What a fine weblog this is.

You write very well and your blog looks good too.

I appreciate your critical view on this book for it is becoming a bit of a perfume bible - such is my impression.


Thank you mariannetm, Im delighted you find it a pleasant read. I hope you stop by often. :)

dinazad said...

The Guide makes for nice light reading (and I do enjoy a bit of snark occasionally, but many of the comments in the Guide seem to be snark for the sake of snarking. Not to be taken seriously), but as a perfume guide I'd say it's only one of many (and not the best), and one would do well to own several different guides.... And I agree - it is annoying to read sundry references to Paco Rabanne's La Nuit or to Knize Ten and then find that neither is in the book. This kind of sloppiness definitely lessens the enjoyment! (Can a sloppily written and edited book really be ultimate thing in perfume literature?) Also, of course, I can't take a perfume guide to seriously when its views on a scent so often differ from my one. After all, I'm the supreme scent authority in my own fragrant world! ;-))

nubelia said...

I read it , had some minor laughs,scratched my head in bemusement on many occasions and then put it down and if I were not mixed up in the perfume world of the Interwangle would enver have given it another thought.

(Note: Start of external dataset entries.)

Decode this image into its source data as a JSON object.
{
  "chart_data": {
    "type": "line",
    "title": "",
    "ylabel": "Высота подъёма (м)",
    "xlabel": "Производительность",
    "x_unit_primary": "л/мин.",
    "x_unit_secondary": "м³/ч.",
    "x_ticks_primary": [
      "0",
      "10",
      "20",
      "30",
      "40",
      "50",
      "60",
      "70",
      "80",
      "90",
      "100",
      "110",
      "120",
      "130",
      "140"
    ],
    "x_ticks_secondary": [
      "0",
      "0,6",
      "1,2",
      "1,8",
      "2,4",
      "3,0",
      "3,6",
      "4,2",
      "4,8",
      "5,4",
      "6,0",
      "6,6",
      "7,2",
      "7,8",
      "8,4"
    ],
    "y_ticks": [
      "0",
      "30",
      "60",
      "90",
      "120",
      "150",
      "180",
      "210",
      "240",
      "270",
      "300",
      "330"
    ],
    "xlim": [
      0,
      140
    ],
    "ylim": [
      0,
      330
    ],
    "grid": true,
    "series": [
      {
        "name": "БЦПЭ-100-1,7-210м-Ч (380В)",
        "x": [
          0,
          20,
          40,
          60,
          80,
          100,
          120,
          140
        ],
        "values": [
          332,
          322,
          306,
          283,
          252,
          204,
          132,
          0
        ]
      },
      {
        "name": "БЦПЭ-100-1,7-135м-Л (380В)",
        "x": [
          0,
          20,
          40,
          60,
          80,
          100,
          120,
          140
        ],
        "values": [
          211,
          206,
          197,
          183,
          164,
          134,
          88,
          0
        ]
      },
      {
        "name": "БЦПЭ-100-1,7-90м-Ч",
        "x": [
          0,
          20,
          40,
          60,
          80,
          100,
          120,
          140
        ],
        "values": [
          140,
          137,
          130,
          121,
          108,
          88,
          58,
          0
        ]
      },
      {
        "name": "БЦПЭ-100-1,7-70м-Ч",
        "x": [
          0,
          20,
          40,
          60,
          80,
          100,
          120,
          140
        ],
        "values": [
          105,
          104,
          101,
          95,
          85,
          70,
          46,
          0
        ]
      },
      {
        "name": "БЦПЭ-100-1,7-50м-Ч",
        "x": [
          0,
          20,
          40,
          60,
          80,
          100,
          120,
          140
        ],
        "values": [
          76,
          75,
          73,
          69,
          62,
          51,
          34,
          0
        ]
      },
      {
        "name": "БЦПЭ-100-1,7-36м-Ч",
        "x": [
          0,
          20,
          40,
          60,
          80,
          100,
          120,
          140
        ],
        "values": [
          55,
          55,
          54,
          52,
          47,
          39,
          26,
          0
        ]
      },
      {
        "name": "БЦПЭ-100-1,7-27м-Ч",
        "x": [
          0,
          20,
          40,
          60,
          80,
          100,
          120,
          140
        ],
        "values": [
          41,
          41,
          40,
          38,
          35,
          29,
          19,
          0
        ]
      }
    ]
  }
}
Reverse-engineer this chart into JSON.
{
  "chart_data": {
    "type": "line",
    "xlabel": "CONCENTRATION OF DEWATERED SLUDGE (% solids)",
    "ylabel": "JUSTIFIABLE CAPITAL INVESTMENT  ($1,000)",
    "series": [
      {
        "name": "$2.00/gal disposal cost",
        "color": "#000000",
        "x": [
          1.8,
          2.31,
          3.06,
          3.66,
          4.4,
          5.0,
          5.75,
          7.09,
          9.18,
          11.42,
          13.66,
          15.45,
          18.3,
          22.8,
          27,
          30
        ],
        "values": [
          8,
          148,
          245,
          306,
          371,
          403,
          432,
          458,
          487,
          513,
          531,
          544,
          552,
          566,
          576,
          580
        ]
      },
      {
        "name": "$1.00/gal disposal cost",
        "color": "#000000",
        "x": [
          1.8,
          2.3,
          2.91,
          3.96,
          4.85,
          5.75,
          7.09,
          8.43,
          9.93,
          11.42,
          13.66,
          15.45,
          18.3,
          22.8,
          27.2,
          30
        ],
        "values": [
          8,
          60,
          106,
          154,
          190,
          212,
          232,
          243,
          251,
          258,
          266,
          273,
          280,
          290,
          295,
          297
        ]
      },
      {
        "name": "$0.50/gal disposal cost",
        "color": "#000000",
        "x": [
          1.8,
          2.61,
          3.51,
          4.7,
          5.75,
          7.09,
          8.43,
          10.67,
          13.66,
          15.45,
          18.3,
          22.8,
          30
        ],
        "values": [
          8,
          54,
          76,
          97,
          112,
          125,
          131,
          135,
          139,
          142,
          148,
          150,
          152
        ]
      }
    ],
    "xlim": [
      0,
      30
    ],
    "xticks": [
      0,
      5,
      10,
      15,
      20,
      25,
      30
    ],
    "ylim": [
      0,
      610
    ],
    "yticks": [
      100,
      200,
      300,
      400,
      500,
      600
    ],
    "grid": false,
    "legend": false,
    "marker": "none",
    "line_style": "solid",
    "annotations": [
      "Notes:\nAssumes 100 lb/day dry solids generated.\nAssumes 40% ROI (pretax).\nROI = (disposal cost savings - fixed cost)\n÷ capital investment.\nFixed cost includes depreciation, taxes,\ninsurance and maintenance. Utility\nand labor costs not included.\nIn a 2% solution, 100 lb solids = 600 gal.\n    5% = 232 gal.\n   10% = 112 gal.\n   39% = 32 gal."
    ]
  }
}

It seems to be it is early days of perfume critics* and hopefully this book will spawn more books of this ilk from a variety of authors. I would not mind seeing the likes of Octavian Coiffan published in English and so many out in the blogistanian who are capable ( our own Redolent chap perhaps?.

*that being said I have never looked to critics in any medium, or at least never taken any critique to heart. I have to confess I prefer a more "man on the street" approach , hence my love of the blogs and fora

Peter said...

I enjoyed reading the book. And as usual I think we have to compare with our own view. At least they have the guts to give clear ratings, even 1 star! If we would have more noses who give us such ratings statistics would give us a clear picture. So please, more of such ratings!